As contradições não param: como pode a empresa ter seus serviços considerados essenciais e, ao mesmo tempo, o governo querer se desfazer dela? Ocorre que a estrutura capilarizada dos Correios interessa a muitos oportunistas ligados a outras empresas de serviços postais. Só essa empresa – estatal, construída durante séculos – está presente nos 5570 municípios do Brasil. Tal presença interessa a empresas estrangeiras há tempos (como a FedEx e a DHL), mas também chama a atenção de burgueses que controlam a Amazon e o Magazine Luiza, por exemplo. Na prática, os críticos do (não tão abrangente quanto dizem) monopólio (público) dos Correios apoiam a formação de um oligopólio privado de logística e serviços postais.

Um dos principais problemas nisso é que a alta burguesia das grandes corporações não tem interesse em usar a lucratividade das operações em grandes centros urbanos para ofertar serviços para lugares isolados. Os Correios fazem subsídio cruzado para poder atender localidades de um Brasil esquecido. Na forma “moderna” de gerir empresas públicas, o “lado social” da atuação delas tende a ser deixado de lado. Evidencia isso o fato de que, nos discursos dos privatistas, os Correios são reduzidos a uma corporação entregadora de encomendas para pessoas comuns, quando, na verdade, a estatal também é responsável, por exemplo, pela entrega de medicamentos para unidades do SUS, livros didáticos, provas do ENEM, telecomunicações, serviços bancários etc.

Entretanto, há mais uma observação curiosa a se fazer. É que em nenhuma república dita democrática o Estado abriria mão de uma empresa com a estrutura que tem os Correios. Ao menos, não com tanta vontade de “entregar” aos interesse privados. Tanto é que a maior prova do absurdo da ideia de privatizar os Correios pode ser obtida olhando um pouco para o exterior do país.

A própria Amazon, diante da tramitação de um projeto para a reforma do Serviço Postal estatal dos Estados Unidos (United States Postal Service – USPS), reconheceu e exaltou a empresa pública estadunidense por ser confiável e ter preços acessíveis. Mais: a megacorporação monopolista explicitou claramente considerar o serviço público um parceiro essencial. Até a ladainha empreendedorista da história de Jeff Bezos empacotando coisas em sua garagem e levando a uma agência do USPS foi usada na nota oficial para dizer o óbvio: nem mesmo a existência da empresa seria possível sem os serviços estatais. Eis que, buscando assegurar seus próprios interesses nos EUA, a Amazon produz uma evidência de que os defensores da privatização da Empresa Brasileira de Correios e Telégrafos (ECT) ou estão errados ou são mal-intencionados.

Charge extraída do site “Correios – você sabia?”

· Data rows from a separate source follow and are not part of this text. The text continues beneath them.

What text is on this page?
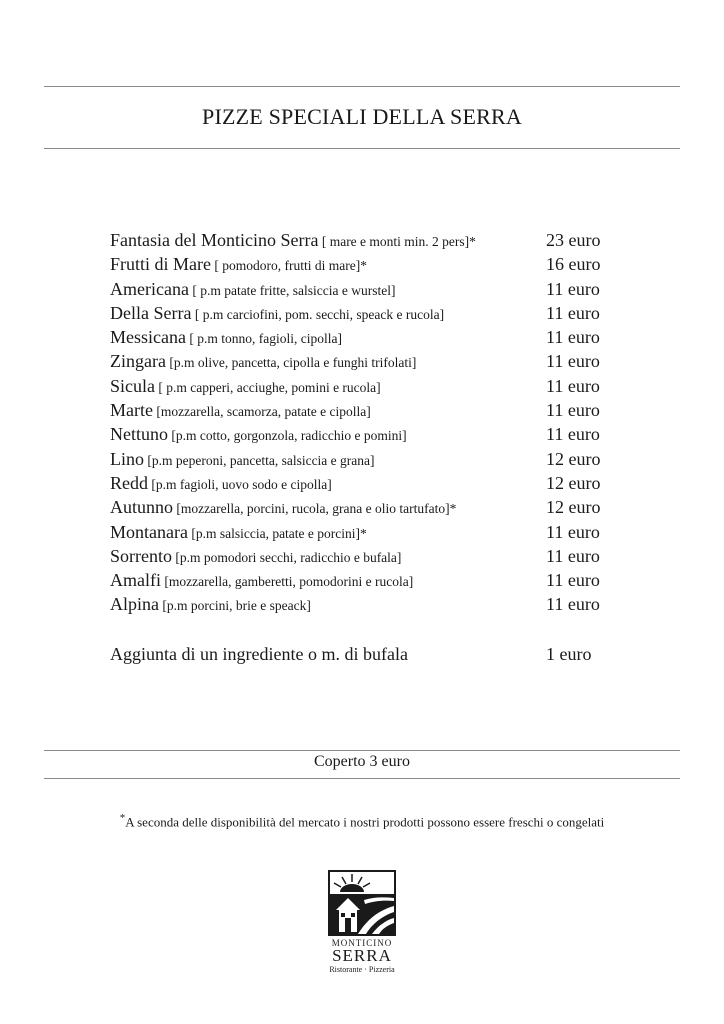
PIZZE SPECIALI DELLA SERRA
Fantasia del Monticino Serra [ mare e monti min. 2 pers]*	23 euro
Frutti di Mare [ pomodoro, frutti di mare]*	16 euro
Americana [ p.m patate fritte, salsiccia e wurstel]	11 euro
Della Serra [ p.m carciofini, pom. secchi, speack e rucola]	11 euro
Messicana [ p.m tonno, fagioli, cipolla]	11 euro
Zingara [p.m olive, pancetta, cipolla e funghi trifolati]	11 euro
Sicula [ p.m capperi, acciughe, pomini e rucola]	11 euro
Marte [mozzarella, scamorza, patate e cipolla]	11 euro
Nettuno [p.m cotto, gorgonzola, radicchio e pomini]	11 euro
Lino [p.m peperoni, pancetta, salsiccia e grana]	12 euro
Redd [p.m fagioli, uovo sodo e cipolla]	12 euro
Autunno [mozzarella, porcini, rucola, grana e olio tartufato]*	12 euro
Montanara [p.m salsiccia, patate e porcini]*	11 euro
Sorrento [p.m pomodori secchi, radicchio e bufala]	11 euro
Amalfi [mozzarella, gamberetti, pomodorini e rucola]	11 euro
Alpina [p.m porcini, brie e speack]	11 euro
Aggiunta di un ingrediente o m. di bufala	1 euro
Coperto 3 euro
*A seconda delle disponibilità del mercato i nostri prodotti possono essere freschi o congelati
MONTICINO
SERRA
Ristorante · Pizzeria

Em uma economia em franco processo de informatização, o financiamento, a energia e o transporte de mercadorias são fundamentais para todo o sistema. Não por acaso, o governo Bolsonaro quer privatizar a Caixa, privatizou a Eletrobras e, agora, fala todos os dias em privatizar os Correios. Obviamente, como a tendência é de precarizar o trabalho em nome da ideologia do “empreendedorismo”, a classe trabalhadora irá se deparar com dificuldades tremendas. Isso porque, sem empresas públicas de financiamento, transporte de mercadorias e energia, os precarizados terão que pagar relativamente bem mais caro por esses serviços do que os já enriquecidos.